Abuse Survivors Protest Vatican
Title: Clergy Abuse Survivors Mark Summit Anniversary With Protest at Vatican
Author: Edward Pentin
Publisher: National Catholic Register
Date: 24FEB2020
According to the victims, there has been insufficient progress in making meaningful changes since the 2019 summit.
VATICAN CITY — A group of clerical abuse survivors gathered in Rome on Feb. 21, one year after the Vatican summit of bishops on clerical sex abuse, to accuse Pope Francis of knowing about the abuse of Argentine deaf children by an Italian priest but not acting to stop it.
The group, who included some of the Argentinian survivors as well as advocacy leaders for abuse victims, also said little progress had been made since the Feb. 21-24 summit last year on protection of minors in the Church.
In a Feb. 13 statement, the survivors argued that the Vatican and Pope Francis could have acted to prevent the widespread sexual and physical violence perpetrated against them at the Antonio Provolo Institute, an educational and religious institution for the deaf in the province of Mendoza, Argentina.
More than 20 deaf victims testified last year to being sexually assaulted and physically abused at the Institute from 2005 to 2016, some from the age of five. Nine more alleged offenders and are expected to go to trial, including two nuns, later this month.

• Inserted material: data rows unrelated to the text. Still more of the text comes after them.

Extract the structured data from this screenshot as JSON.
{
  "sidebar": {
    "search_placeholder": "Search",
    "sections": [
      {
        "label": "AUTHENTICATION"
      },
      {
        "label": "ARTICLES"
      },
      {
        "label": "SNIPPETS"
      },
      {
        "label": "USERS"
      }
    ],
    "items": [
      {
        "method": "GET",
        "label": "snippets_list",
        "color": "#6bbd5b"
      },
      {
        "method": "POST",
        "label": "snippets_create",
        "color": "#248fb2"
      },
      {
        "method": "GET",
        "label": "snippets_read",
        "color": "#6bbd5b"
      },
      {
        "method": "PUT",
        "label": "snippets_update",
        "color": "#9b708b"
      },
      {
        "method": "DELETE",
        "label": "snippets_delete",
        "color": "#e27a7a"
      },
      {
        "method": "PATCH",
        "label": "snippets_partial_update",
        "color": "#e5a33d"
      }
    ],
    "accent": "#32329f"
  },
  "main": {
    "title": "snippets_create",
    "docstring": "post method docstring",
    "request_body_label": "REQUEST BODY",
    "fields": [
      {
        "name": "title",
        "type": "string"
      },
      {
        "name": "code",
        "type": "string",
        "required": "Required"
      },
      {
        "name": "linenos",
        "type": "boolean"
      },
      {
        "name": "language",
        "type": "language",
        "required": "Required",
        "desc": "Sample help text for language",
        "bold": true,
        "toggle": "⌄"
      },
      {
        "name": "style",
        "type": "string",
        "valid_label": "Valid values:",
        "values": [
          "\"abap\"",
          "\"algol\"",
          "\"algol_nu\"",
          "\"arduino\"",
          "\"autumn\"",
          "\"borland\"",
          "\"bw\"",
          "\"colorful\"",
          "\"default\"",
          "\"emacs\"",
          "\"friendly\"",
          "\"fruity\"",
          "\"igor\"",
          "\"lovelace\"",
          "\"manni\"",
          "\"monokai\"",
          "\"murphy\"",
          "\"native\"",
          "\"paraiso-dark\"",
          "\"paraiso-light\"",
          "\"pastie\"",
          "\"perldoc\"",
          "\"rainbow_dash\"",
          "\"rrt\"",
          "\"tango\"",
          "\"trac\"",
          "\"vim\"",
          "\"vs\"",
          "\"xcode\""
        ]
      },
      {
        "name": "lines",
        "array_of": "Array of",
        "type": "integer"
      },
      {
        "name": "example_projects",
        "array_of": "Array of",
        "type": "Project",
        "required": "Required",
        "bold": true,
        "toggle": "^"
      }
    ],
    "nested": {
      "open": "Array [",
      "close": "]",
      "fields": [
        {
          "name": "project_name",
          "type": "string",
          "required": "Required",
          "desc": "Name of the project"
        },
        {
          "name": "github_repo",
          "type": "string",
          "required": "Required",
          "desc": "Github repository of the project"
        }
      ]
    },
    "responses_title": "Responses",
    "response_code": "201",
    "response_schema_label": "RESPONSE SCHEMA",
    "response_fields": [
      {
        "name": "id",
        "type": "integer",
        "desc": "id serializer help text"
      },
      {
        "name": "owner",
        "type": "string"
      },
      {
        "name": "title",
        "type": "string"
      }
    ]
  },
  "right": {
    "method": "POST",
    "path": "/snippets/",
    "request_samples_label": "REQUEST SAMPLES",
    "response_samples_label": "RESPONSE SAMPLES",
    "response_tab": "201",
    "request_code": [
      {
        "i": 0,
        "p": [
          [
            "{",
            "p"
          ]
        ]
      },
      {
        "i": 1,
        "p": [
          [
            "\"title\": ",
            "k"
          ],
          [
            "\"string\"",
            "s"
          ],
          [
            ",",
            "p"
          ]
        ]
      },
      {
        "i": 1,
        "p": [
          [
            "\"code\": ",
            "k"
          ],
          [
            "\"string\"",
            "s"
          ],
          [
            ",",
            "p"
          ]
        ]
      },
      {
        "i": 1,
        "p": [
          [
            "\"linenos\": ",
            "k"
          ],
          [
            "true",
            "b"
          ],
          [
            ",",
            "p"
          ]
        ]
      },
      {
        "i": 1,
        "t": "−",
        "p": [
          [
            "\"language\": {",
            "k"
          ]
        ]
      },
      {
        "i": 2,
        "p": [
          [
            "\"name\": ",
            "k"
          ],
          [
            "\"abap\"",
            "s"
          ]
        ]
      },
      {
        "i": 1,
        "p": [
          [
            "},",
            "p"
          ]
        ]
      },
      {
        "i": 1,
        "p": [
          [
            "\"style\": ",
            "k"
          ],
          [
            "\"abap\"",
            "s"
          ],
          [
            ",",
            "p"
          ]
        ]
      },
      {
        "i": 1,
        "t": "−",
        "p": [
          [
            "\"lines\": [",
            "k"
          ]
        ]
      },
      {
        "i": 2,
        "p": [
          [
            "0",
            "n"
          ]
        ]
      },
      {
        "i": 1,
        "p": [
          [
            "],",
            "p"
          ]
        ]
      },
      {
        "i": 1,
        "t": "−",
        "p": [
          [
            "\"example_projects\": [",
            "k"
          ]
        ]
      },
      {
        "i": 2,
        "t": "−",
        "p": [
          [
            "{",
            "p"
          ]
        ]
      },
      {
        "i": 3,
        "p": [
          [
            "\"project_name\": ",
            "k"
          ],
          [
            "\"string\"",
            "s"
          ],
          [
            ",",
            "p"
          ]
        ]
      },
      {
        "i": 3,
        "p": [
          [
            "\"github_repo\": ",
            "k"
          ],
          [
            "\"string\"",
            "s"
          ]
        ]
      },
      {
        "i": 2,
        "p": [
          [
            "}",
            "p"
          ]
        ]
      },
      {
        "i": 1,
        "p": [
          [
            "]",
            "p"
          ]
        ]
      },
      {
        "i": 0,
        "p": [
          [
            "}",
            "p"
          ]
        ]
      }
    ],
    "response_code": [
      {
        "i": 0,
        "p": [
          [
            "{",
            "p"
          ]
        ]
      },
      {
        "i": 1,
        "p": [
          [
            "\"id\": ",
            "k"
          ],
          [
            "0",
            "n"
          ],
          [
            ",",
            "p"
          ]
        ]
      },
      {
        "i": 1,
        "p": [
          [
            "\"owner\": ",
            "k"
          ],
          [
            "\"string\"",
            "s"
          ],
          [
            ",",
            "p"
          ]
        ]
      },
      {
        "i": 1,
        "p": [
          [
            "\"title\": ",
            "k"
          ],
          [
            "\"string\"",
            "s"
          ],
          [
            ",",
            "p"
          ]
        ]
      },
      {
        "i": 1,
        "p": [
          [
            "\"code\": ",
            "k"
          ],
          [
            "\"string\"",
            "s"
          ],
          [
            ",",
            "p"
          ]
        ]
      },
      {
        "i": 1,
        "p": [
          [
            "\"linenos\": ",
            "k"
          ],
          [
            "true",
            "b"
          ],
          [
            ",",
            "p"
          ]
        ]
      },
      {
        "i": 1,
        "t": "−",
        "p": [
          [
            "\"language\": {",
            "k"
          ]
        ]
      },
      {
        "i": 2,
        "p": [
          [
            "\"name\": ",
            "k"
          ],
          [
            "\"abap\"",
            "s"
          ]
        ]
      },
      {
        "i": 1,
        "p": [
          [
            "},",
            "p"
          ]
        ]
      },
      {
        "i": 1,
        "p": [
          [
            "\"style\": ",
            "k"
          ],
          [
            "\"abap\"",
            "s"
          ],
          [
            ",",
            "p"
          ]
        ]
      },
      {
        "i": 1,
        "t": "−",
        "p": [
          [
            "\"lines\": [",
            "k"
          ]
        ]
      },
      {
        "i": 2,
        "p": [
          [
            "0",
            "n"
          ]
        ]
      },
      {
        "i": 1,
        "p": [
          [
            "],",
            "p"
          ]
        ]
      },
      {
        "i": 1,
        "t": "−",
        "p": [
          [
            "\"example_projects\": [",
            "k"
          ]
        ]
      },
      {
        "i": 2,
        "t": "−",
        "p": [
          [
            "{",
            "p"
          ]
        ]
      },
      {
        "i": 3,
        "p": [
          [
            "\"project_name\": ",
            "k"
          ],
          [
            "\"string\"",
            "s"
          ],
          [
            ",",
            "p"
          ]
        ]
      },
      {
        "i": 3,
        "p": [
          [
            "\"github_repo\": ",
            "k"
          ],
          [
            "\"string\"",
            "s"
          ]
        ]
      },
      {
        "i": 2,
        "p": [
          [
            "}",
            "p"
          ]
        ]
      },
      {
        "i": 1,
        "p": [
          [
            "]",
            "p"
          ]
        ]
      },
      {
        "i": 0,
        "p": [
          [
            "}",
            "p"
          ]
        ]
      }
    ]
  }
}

“The Holy See and Pope Francis were notified repeatedly by Corradi’s Italian victims that the priest had transferred to Argentina, where he again was working at schools for deaf children,” maintained the advocacy group for abuse survivors, Ending Clergy Abuse, in a Feb. 13 press release.
The group, which included some of the Italian deaf survivors from Verona, said the Pope and Vatican officials “knew of the abuse” but continued to “enable the obstruction of justice” by sending two Vatican envoys to investigate the allegations in 2017 rather than “cooperate fully with the criminal investigation.” Instead, they said, the envoys “withheld crucial information from prosecutors.”
The abuse survivors, along with representatives from Xumek, a Mendoza-based human rights organization, Ending Clergy Abuse: Global Justice Project (ECA), The Archangel Foundation and BishopAccountability.org, had come to Rome after many of them had spent three days meeting with U.N. officials in Geneva where they presented evidence from their own abuse and human rights violations.
They argued that the Holy See had violated at least two U.N. human rights treaties to which it is a signatory, and that some of the crimes in Mendoza occurred after the Holy See was explicitly rebuked and warned by the U.N. in 2014 for “systematically” placing the Church’s reputation over the protection of child victims.
Meeting on Feb. 21 in front of the Congregation for the Doctrine of the Faith, they called for a meeting with the Pope, and to have access to their files in the CDF now that the “pontifical secret” has been lifted — one of a series of measures that came out of the February summit.
Measures Taken Since the Summit
The Pope lifted the pontifical secret restriction in December so that documents in a penal trial can be accessed by authorities and interested parties (but not the public). The pontifical secret is a rule of confidentiality protecting sensitive information regarding Church governance, similar to “classified” or “confidential” documents in civil governments.